Von dem niederländischen Schriftsteller Leon de Winter ist zuletzt der Roman „Ein gutes Herz“ erschienen Bild: Joost van den Broek/Hollandse Ho

Für seine politischen Äußerungen ist er umstritten, für seine Romane wird er geliebt. Zudem stellt der niederländische Schriftsteller Leon de Winter sein Judentum selbstbewusst ins Zentrum des Werks. An diesem Mittwoch wird er sechzig Jahre alt.

          Das lakonische niederländische Wort für Schriftsteller lautet „schrijver“. Und wenn unser Nachbarland einen Schreiber im besten Sinn des Wortes kennt, dann Leon de Winter. Seit er zwanzig ist, legt dieser Erzähler einen Roman nach dem anderen vor. Er hat sich als Kolumnist in die Debatten über Zuwanderung, Islamisierung und Rechtsextremismus eingemischt. Gleichzeitig legt er Wert darauf, sein Publikum zu unterhalten, verkauft hohe Auflagen und sorgt für Filmdrehbücher mit einer Professionalität, die dem subventionierten Literaturbetrieb Hohn spricht.

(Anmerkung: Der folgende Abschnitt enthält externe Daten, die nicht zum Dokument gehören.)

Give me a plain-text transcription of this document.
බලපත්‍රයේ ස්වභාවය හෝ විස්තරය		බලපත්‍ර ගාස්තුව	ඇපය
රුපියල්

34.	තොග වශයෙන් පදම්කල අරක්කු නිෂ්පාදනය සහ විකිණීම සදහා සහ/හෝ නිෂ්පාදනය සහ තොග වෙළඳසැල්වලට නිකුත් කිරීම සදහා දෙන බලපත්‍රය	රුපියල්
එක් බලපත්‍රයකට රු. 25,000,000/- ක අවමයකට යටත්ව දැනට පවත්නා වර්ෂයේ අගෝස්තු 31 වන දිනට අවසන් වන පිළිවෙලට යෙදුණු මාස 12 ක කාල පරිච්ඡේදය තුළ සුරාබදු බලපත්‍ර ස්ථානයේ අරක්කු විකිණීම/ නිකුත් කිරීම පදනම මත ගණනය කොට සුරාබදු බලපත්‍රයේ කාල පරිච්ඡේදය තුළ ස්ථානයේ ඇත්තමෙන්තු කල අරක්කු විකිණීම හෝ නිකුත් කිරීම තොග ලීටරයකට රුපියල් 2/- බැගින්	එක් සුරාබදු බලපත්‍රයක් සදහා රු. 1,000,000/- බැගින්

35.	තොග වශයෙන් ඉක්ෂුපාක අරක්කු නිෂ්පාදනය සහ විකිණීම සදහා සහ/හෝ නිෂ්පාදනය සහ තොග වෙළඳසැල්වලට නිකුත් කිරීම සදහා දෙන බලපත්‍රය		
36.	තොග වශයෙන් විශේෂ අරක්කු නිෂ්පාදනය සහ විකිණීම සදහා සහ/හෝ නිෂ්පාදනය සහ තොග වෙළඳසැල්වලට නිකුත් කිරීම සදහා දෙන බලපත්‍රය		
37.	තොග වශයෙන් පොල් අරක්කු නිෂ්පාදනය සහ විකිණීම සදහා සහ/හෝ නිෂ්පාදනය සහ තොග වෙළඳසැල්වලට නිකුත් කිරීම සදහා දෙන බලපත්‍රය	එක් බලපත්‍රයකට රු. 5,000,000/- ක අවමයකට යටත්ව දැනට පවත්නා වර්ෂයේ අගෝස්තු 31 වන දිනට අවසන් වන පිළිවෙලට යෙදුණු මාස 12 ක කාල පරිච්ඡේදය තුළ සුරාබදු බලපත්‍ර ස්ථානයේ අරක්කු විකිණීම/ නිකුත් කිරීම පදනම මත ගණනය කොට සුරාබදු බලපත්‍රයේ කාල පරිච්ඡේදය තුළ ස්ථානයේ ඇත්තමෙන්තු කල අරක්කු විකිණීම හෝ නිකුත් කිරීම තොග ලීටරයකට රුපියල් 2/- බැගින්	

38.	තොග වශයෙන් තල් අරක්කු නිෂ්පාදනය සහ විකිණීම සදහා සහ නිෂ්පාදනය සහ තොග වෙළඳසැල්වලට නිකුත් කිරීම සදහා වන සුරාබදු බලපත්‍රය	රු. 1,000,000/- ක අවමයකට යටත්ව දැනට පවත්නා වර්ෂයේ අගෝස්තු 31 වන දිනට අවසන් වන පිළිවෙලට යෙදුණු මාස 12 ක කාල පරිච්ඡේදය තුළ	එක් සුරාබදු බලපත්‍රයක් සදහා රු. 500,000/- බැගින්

          Gleichzeitig sollte man das Missverständnis vermeiden, Leon de Winter unter die seichten Unterhalter einzuordnen. Wenn der Mann seine jüdischen Helden in Thrillern durch die halbe Welt jagt und den israelischen Geheimdienst in obskure Intrigen verwickelt, wenn eine alte jüdische Dame mit Waffen im Gepäck in den Bosnien-Krieg aufbricht oder ein jüdischer Gangster seinen Sohn in Amsterdam aus einem muslimischen Geiseldrama rettet, dann richtet sich De Winters Blick auf eine Welt, deren Ausrottung seine Eltern im Versteck mit knapper Not überlebten. Anstatt den vermeintlichen Skandal des Überlebens schamhaft zu beschweigen oder wenigstens kein Aufsehen mehr um die auferlegte Besonderheit nach 1945 zu machen, stellt Leon de Winter sein Judentum in den Mittelpunkt - gerade auch in den absurdesten Abenteuern.

          An jüdische Riten montierte Supermänner

          Ihm hat diese Sturheit, zu den eigenen Wurzeln zu stehen und sie in die Verästelungen seiner Bücher wachsen zu lassen, böse Anfeindungen eingebracht. Theo van Gogh, später von einem muslimischen Fanatiker ermordet, nahm De Winter als eine Art Auschwitz-Masochisten obszön und geschmacklos immer wieder aufs Korn. De Winter dürften solche Attacken nur in seinem Auftrag bestärkt haben.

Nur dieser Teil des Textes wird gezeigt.